For the training data of DeepSeek-V3-Base, we exclusively use plain web pages and e-books, without incorporating any synthetic data…. We did not intentionally include synthetic data generated by OpenAI during the pre-training cooldown phase; all data used in this phase were naturally occurring and collected through web crawling, said DeepSeek, Yicai reported, citing the paper.
This is not the first time that American AI firms challenged their Chinese peers. On February 23, Anthropic accused China's DeepSeek, Moonshot, and MiniMax of carrying out "industrial-scale distillation attacks" on its Claude model, elevating the matter to the level of "national security" and claiming the distilled models could be used for malicious cyber activities, disinformation campaigns and mass surveillance.
In a press note, Anthropic acknowledged that distillation is a widely used and legitimate training method. For example, frontier AI labs routinely distill their own models to create smaller, cheaper versions for their customers. But it also claimed that distillation can also be used for illicit purposes: competitors can use it to acquire powerful capabilities from other labs in a fraction of the time, and at a fraction of the cost, that it would take to develop them independently.
Ma Jihua, a veteran industry analyst, told the Global Times on Tuesday that the reported move is rather a collective action by US companies to defend their commercial interests. Meanwhile, targeting Chinese AI firms is "evidence of the progress and strength" of China's AI sector and amounts to a collective defense of commercial interests by US firms facing challenges to their technological dominance, he said.
US companies' accusations are a direct expression of technological-hegemony anxiety. In fact, so-called distillation techniques are an inevitable part of AI's development, Ma said. US companies also benefit from the fruits of China's open-source achievements and technological innovations.

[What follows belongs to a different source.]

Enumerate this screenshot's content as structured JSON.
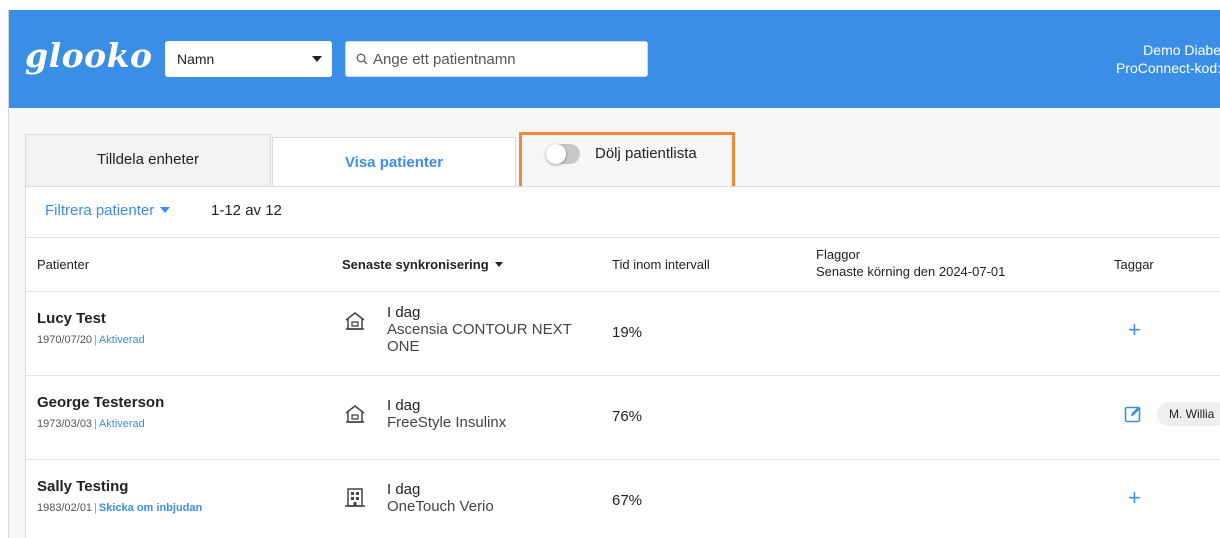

The concept of distillation was first formally introduced by Geoffrey Hinton, often hailed by media outlets as the "godfather of AI," in a 2015 paper. Distillation is extracting knowledge from a larger language model to train a smaller one, Tian Feng, former dean of SenseTime's Intelligence Industry Research Institute, told the Global Times on Tuesday, adding that "the essence of distillation is knowledge transfer, not wholesale copying of the architecture," Tian said.
In machine learning, distillation is a process where outputs from a large, pre-trained model are used to train another, usually smaller model to exhibit similar capabilities, Tian noted, adding that successful Chinese open‑source AI models such as DeepSeek‑R1, MiniMax M2.7 and Qwen 3.6 Plus demonstrate that combinations of high‑quality data and efficient algorithms can sometimes substitute for large compute budgets, challenging the business model of expensive closed systems used by its US counterparts.